Actually, Some Thoughts on Biographies and Creative Writing Graduates

I keep starting this piece and then deleting it again. Because it's blindingly obvious, but I'm going to say it anyway. It follows on from the beginning of the last post. And the German article that refers to is now online here.

We don't want writers to be bland people. We want Bukowski and Kerouac, we want addicts and victims of tragic deaths and people who claw their way up from the gutter. We want JK Rowling writing in cafés while her kids are at school. We want rock stars like Patti Smith and spies like John Le Carré. We want Annemarie Schwarzenbach with her permissive aristocratic background and her opium habit, we want Kafka with all his failed engagements and his consumption, we want Hilbig drinking himself to death, we want Walser with that last insane walk in the snow, we want Irmgard Keun going off with that crazy drunk Joseph Roth and then forgotten for years, we want Fallada drinking himself to death, we even still want Grass with his self-denial and his eight kids with four different mothers.
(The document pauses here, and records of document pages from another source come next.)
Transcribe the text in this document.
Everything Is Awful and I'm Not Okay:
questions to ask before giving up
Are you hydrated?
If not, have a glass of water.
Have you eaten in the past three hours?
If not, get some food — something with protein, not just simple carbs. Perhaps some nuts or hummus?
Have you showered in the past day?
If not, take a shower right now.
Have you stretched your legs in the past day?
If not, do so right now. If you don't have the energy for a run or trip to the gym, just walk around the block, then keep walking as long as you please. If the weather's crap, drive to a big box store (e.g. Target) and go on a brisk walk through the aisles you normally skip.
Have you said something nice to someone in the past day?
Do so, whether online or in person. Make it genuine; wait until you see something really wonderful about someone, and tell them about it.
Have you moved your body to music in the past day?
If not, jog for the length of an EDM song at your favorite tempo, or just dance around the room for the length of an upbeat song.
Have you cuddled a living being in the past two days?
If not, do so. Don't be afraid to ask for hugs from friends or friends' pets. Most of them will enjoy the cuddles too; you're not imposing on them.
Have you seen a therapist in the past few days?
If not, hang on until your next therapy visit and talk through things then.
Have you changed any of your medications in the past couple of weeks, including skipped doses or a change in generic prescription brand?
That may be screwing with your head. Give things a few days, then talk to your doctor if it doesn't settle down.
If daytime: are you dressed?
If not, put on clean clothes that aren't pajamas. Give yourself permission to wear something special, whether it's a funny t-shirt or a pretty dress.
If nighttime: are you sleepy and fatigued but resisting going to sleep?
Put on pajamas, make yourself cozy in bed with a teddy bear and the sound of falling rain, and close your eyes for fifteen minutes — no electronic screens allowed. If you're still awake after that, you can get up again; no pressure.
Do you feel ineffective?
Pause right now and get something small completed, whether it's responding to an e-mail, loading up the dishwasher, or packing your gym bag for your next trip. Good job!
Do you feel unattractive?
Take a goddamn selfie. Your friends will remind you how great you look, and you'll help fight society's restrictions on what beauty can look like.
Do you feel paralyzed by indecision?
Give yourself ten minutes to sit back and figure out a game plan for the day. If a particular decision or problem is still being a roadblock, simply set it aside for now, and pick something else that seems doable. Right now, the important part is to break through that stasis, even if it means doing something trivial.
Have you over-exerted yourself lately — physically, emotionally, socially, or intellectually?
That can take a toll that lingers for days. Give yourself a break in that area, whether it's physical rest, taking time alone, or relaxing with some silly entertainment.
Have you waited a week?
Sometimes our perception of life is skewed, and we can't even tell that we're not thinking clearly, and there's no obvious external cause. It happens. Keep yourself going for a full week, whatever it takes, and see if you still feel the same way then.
We want a narrative of desperation, we want to kid ourselves that writers lead more exciting lives than we do so that not only their books but also the imaginary backdrop to them are part of a cathartic experience for us. Suffer, will you, so I don't have to.

And then they go and get a degree in creative writing and they come from stable family backgrounds because who else would study something as unpromising and whimsical as that. And they do, they really do lead perfectly normal, conventional lives, and the men get married to younger women they met at university and wait a sensible period before having children and buy homes in up-and-coming areas and they probably even have cleaning ladies for all I know. It's a terrible disappointment, I know, and I wish they wouldn't do it. I'm not even being sarcastic. It makes my life look so messy in comparison, even though on a scale from one to Irmgard Keun, my life is at the tidy end.

But they do it, and that means all the writers who don't fit into that dull mould get the more interesting details of their lives splashing over into reviews – exile, prison, exotic past jobs (for exotic read: jobs that journalists would never consider doing). I'm hoping, however, that even the sons and daughters of doctors and teachers will become more interesting as they get older; maybe get divorced from the younger women with the stable jobs, maybe pick up an addiction to gambling or ritalin, maybe start painting or playing music on the side or go in for polygamy or some of those other mid-life distractions. And perhaps, just perhaps, some of them are already doing some of these things, only very discreetly, and it has no influence whatsoever on whether their writing is good or not.